Our teenage years can be a stressful time. Add a global pandemic and an upended academic environment and the pressure can start to become too much to bear. But teens are resilient. Here are some stressbuster tips to help alleviate the pressure and get back to a more focused, healthy and grounded outlook on life.

  1. Eat healthfully — If you truly want to reduce your stress levels, then you have to take care of yourself. Start by watching what you eat. If you eat a lot of junk food or even skip meals, then you will not perform at your best. Your body needs nutrients to run efficiently, just like a car needs fuel to run.

  2. Sleep — Your body needs to recharge so you’re ready to tackle the next day with a clear mind. According to the American Academy of Sleep Medicine, teens need between 8 and 10 hours of sleep a day. This may seem unrealistic with a busy school schedule, but you will perform better if you get a good night’s rest! Try to go to sleep and get up at the same time every day. It may be hard, but try to use your bed only to sleep. Don’t do homework, watch television, or go on your phone right before bed. Try keeping a to-do list. If you jot notes down before you go to sleep, you’ll be less likely to stay awake worrying or stressing about tomorrow. If all else fails, try a weighted sleep blanket!

  3. Move it! — Sometimes you get so busy, the last thing you want to do is get up and move around. You may also think, “I don’t have time to exercise.” Well, think again: A study published in the Journal of School Health noted just two hours of extra exercise each week can improve your school performance. So not only is exercise good for you, it can help your grades. Definitely a win-win!

  4. Time for me — Take some time out of your busy day and spend it with a very important person: You. Everyone needs time to relax and have fun. It's important to schedule time to do something for yourself every day like watching Netflix, baking, online shopping, or listening to your favorite tunes. 

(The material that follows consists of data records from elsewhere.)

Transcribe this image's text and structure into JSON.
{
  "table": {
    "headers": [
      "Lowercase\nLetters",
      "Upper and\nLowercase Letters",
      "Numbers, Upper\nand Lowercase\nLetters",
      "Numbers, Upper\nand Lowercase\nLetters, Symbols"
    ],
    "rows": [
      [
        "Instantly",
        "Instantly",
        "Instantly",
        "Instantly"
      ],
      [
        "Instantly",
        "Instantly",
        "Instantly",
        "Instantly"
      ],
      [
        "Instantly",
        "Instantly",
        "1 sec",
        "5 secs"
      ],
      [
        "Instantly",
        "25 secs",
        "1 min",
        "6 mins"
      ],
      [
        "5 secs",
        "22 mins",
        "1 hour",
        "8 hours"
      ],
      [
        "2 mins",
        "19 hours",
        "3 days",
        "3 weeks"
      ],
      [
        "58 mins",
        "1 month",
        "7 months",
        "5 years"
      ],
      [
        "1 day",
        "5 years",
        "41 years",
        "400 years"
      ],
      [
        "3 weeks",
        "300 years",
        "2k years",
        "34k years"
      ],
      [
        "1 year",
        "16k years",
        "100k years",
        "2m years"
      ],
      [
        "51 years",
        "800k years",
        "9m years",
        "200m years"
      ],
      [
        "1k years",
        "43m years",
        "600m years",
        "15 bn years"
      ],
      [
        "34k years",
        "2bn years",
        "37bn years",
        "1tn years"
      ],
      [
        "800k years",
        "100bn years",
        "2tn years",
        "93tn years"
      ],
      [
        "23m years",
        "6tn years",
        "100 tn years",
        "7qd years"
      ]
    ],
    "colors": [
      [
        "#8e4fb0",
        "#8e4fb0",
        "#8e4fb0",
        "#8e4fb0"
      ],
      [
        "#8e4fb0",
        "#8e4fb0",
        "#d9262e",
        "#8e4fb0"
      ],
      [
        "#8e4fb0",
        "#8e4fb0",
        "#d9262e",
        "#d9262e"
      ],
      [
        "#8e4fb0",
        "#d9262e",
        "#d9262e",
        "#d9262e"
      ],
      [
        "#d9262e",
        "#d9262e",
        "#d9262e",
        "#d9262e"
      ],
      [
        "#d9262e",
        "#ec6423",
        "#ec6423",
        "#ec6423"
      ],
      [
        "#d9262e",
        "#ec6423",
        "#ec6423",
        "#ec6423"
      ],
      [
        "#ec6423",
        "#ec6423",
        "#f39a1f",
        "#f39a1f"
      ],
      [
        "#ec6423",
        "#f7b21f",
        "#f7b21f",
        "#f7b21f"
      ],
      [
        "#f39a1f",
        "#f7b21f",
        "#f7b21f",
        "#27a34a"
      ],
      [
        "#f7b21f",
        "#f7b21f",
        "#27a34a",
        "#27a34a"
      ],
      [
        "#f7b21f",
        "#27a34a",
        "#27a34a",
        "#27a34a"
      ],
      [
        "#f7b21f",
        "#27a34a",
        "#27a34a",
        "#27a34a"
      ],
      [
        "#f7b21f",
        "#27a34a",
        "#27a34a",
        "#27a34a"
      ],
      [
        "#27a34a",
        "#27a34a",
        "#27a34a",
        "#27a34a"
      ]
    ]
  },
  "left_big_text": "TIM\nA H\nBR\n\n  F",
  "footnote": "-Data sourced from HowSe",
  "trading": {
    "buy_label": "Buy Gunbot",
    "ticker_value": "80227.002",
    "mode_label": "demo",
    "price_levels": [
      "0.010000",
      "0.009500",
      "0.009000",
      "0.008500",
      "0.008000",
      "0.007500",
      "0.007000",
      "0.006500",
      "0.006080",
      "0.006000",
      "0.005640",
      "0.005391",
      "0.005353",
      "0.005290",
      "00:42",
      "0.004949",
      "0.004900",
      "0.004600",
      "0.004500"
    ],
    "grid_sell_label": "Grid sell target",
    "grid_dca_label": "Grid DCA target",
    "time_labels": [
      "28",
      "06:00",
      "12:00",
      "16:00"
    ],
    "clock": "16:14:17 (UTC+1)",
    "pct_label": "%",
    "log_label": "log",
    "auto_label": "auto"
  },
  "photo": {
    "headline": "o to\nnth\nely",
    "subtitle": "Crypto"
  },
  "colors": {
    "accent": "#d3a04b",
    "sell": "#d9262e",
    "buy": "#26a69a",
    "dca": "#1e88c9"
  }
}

  5. Time for friends — Sometimes we get so busy with school, sports, and other activities, we forget about our friends. Don't keep them out of your life because you're too busy; you need them. Friends play an important role in helping you cope with life’s hassles.

  6. Get cooking Some people, like me, find it therapeutic to be in the kitchen whipping up a favorite recipe or trying a new one. Even if you aren’t a top chef, cooking can be a great mood booster. So find your favorite recipe and cook your cares away!

  7. Turn on the music Music can do wonders to relieve stress. Whether you like pop or country or maybe jazz or rock, music can help you feel good and de-stress. Make a playlist, put in your earbuds, and relax. For an added benefit, you can also try out some of your favorite dance moves!

  8. Go outside — How much time do you spend outside each day? Research shows that being outside improves your mood, which can make you feel less stressed. Going outside just a few minutes every day can make a big difference. Walk your dog, go for a run, and just enjoy your surroundings!

  9. Find your balance — Don’t take on more than you can accomplish at once. Find a way to balance all of the things you need to do. You can start by making a list and crossing off things that don’t need your immediate attention. I like to use colorful markers to make it fun. Practice managing your time and prioritizing what needs to be done so that you can work smarter, not harder.

  10. Stop and breathe — One quick way to calm yourself quickly is to breathe. Often when you feel anxious you breathe from your chest rather than from your stomach. When you breathe from your chest your breath is shallow and you don’t get the full calming benefit of a real deep breath. Try this: lie on the floor and put one hand on your chest and the other on your stomach; now take a breath like you normally would. Do you feel your chest rise and fall or do you feel your abdomen inflate like a balloon? The goal is to have your stomach inflate and deflate. Keep practicing taking deep, slow stomach breaths. You should feel yourself start to relax then you are ready to enjoy your life!

About the Author

Kaitlin (Kait) Schuster is a senior at Noble & Greenough School in Dedham, Mass. She is an honors student, a nationally-ranked squash player, and active in her school and community. She works hard on managing her stress.